Ibai Hernandorena associe des notions de perception et de représentation altérées par des discours historiques. En agençant les arêtes d’un parallélépipède rectangle ayant pour longueur très exactement 1,83 mètre – c’est-à -dire, selon Le Corbusier, la taille de l’homme idéal – Ibai Hernandorena nous rappelle que les structures et les édifices qui régissent les paysages de notre modernité restent régulés par des conceptions parfois utopiques. Il est alors question de prendre la mesure de ces phénomènes transitoires en opérant à l’échelle de notre perception; ceci passe par la figuration d’une forme de décalage dans ce que nous percevons du monde, à l’exemple de ces photographies prises d’un avion en plein décollage, en mode panoramique, de façon à extraire des images composites mais dilatées de la mer niçoise. Une vitesse physique et matérielle agrémente une autre vitesse qui, elle, reste insondable et diffuse. Ibai Hernandorena procède donc en opérant un pas de côté, c’est-à -dire en essayant d’être à la fois ici et là -bas, car ce n’est qu’alors que l’on parvient à percevoir le monde environnant tout en nous regardant nous-même.
Le travail de Julien Dubuisson, quant à lui, est porté par deux pièces monumentales. La première pièce, Old Room, se présente comme un mur composé de vieilles planches posées à l’horizontale. Une fenêtre laisse entrevoir le rouge écarlate d’un tapis quelque peu pittoresque. D’autres parties de ce qui finalement constitue une sorte de jetée, dévoilent des empreintes.
Le second projet, Pavillon nocturne, montré à l’occasion du 17e prix de la Fondation Ricard, met en avant des pièces moulées en résine; une vidéo indique le dispositif qui consiste à imbriquer les pièces entre elles de façon à constituer une masse compacte quasiment architecturale. Si l’on retient la nécessité pour ces deux travaux d’enclencher chez le spectateur une déambulation capable de contenir les œuvres sous une multiplicité de facettes, il faut percevoir chez Julien Dubuisson le souci de l’agencement des formes en ce qu’il signifie le passage d’une réalité à une autre. Le procédé du moulage en soi suppose déjà l’idée de duplication, mais ici il bifurque vers une conception singulière de la transformation. Autrement dit, la répétition n’est pas un processus à l’origine d’un autre identique, il enclenche au contraire un autre qui paradoxalement s’avère différent.

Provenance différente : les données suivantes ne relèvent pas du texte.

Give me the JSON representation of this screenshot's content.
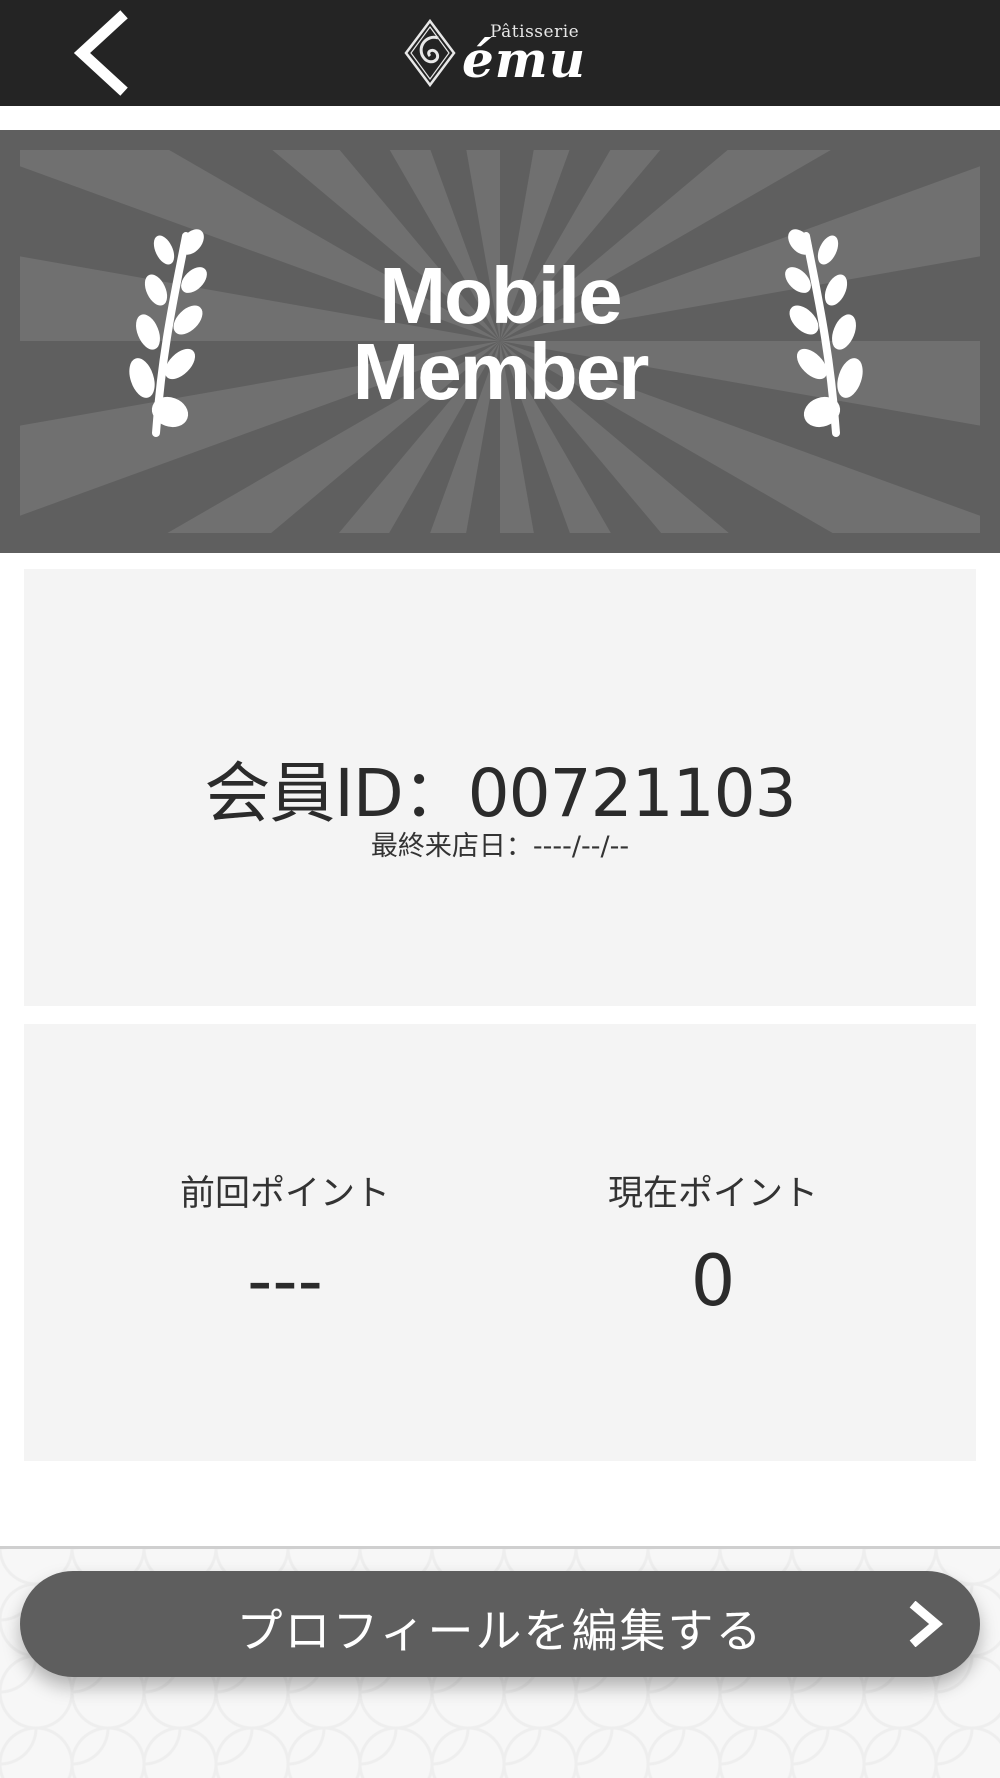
{
  "header": {
    "back_icon": "chevron-left-icon",
    "logo_sub": "Pâtisserie",
    "logo_main": "ému"
  },
  "banner": {
    "title_line1": "Mobile",
    "title_line2": "Member",
    "decoration": "laurel-branch-icon"
  },
  "member": {
    "id_label": "会員ID：",
    "id_value": "00721103",
    "last_visit_label": "最終来店日：",
    "last_visit_value": "----/--/--"
  },
  "points": {
    "previous_label": "前回ポイント",
    "previous_value": "---",
    "current_label": "現在ポイント",
    "current_value": "0"
  },
  "profile_button": {
    "label": "プロフィールを編集する",
    "icon": "chevron-right-icon"
  },
  "colors": {
    "header_bg": "#242424",
    "banner_bg": "#5f5f5f",
    "card_bg": "#f4f4f4",
    "button_bg": "#5e5e5e"
  }
}
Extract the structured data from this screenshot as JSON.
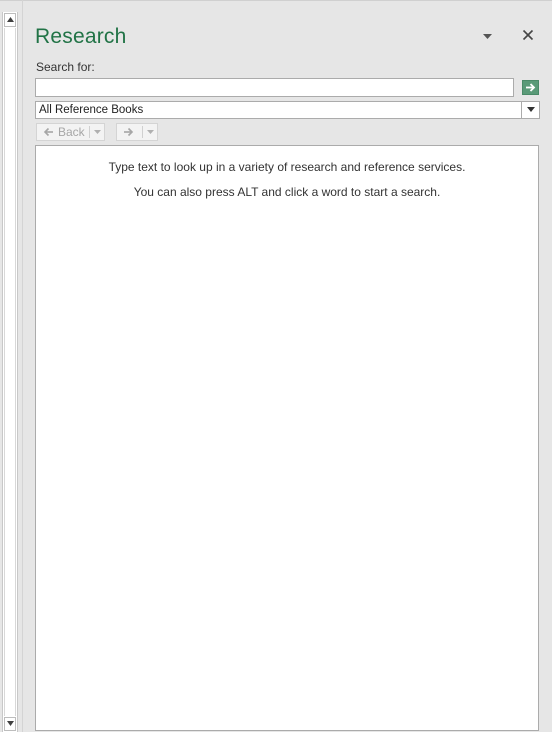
{
  "pane": {
    "title": "Research"
  },
  "search": {
    "label": "Search for:",
    "value": "",
    "placeholder": ""
  },
  "source": {
    "selected": "All Reference Books"
  },
  "nav": {
    "back_label": "Back"
  },
  "results": {
    "line1": "Type text to look up in a variety of research and reference services.",
    "line2": "You can also press ALT and click a word to start a search."
  },
  "colors": {
    "accent": "#217346",
    "go_button": "#5a9a78"
  },
  "icons": {
    "pane_options": "chevron-down-icon",
    "close": "close-icon",
    "go": "arrow-right-icon",
    "back": "arrow-left-icon",
    "forward": "arrow-right-icon"
  }
}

Ainsi, l’exposition vise à faire prendre conscience d’une réalité duale en s’affranchissant des interprétations linéaires et littérales. Chacun des quatre artistes développe à sa façon cette axiomatique de la récupération, de la réitération voire du dédoublement. La répétition est donc constamment polarisée par son rapport au changement et au nouveau qui s’enclenche malgré tout. Il y a donc de l’éternel retour dans cet «Après-midi», mais celui-ci ne désigne nullement le retour du même, il signale davantage le retour de la différence, de ce qui reste nouveau mais irréductible à ce qui a précédé.